Banyak, termasuk fans Leicester sendiri, yang masih tidak percaya bahwa tim mereka telah melakukan sesuatu yang mustahil dan John Duerden, penulis FourFourTwo, percaya bahwa ada beberapa pelajaran yang dapat dipelajari dari misi mustahil yang diraih oleh Foxes, julukan Leicester, ini... 

Anda boleh bertanya-tanya bagaimana perasaan Tony Fernandes. Pada tahun 2011, satu tahun setelah Vichai Srivaddhanaprabha mengambil alih Leicester City yang sedang berada di Championship, divisi kedua Liga Inggris, Fernandes menjadi pemilik saham terbesar Queens Park Rangers yang sedang berada di Premier League, divisi tertinggi Liga Inggris.

Saat QPR mengalami penurunan hingga ke papan tengah Champioship, orang Malaysia tersebut telah kehilangan uang dalam jumlah yang sangat besar.

Sementara itu, Foxes bisa lebih cerdik dengan menghabiskan uang yang lebih sedikit daripada tim asal London tersebut untuk meraih gelar Premier League, menjadi juara paling luar biasa yang mungkin Anda lihat seumur hidup Anda.

Ini bukan berarti Leicester beruntung.
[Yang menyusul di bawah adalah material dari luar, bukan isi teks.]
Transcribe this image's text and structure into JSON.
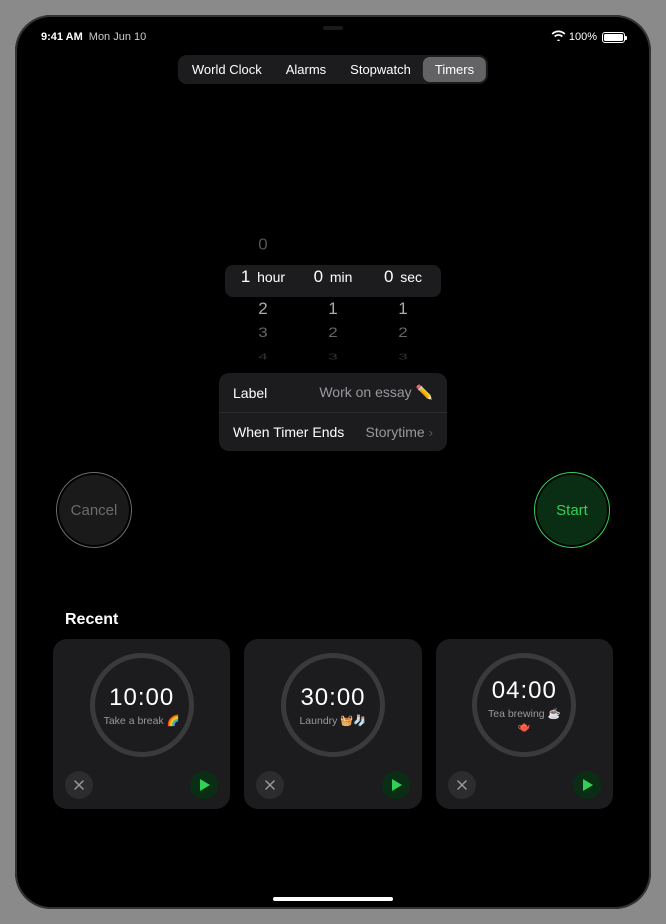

Keberuntungan mungkin tersenyum pada Leicester tapi mereka adalah sebuah contoh bagaimana klub yang dikelola dengan baik, baik di dalam maupun di luar lapangan, yang bekerja keras dan bergerak ke arah yang sama. Hal yang tidak sering dilakukan oleh QPR dalam beberapa tahun terakhir.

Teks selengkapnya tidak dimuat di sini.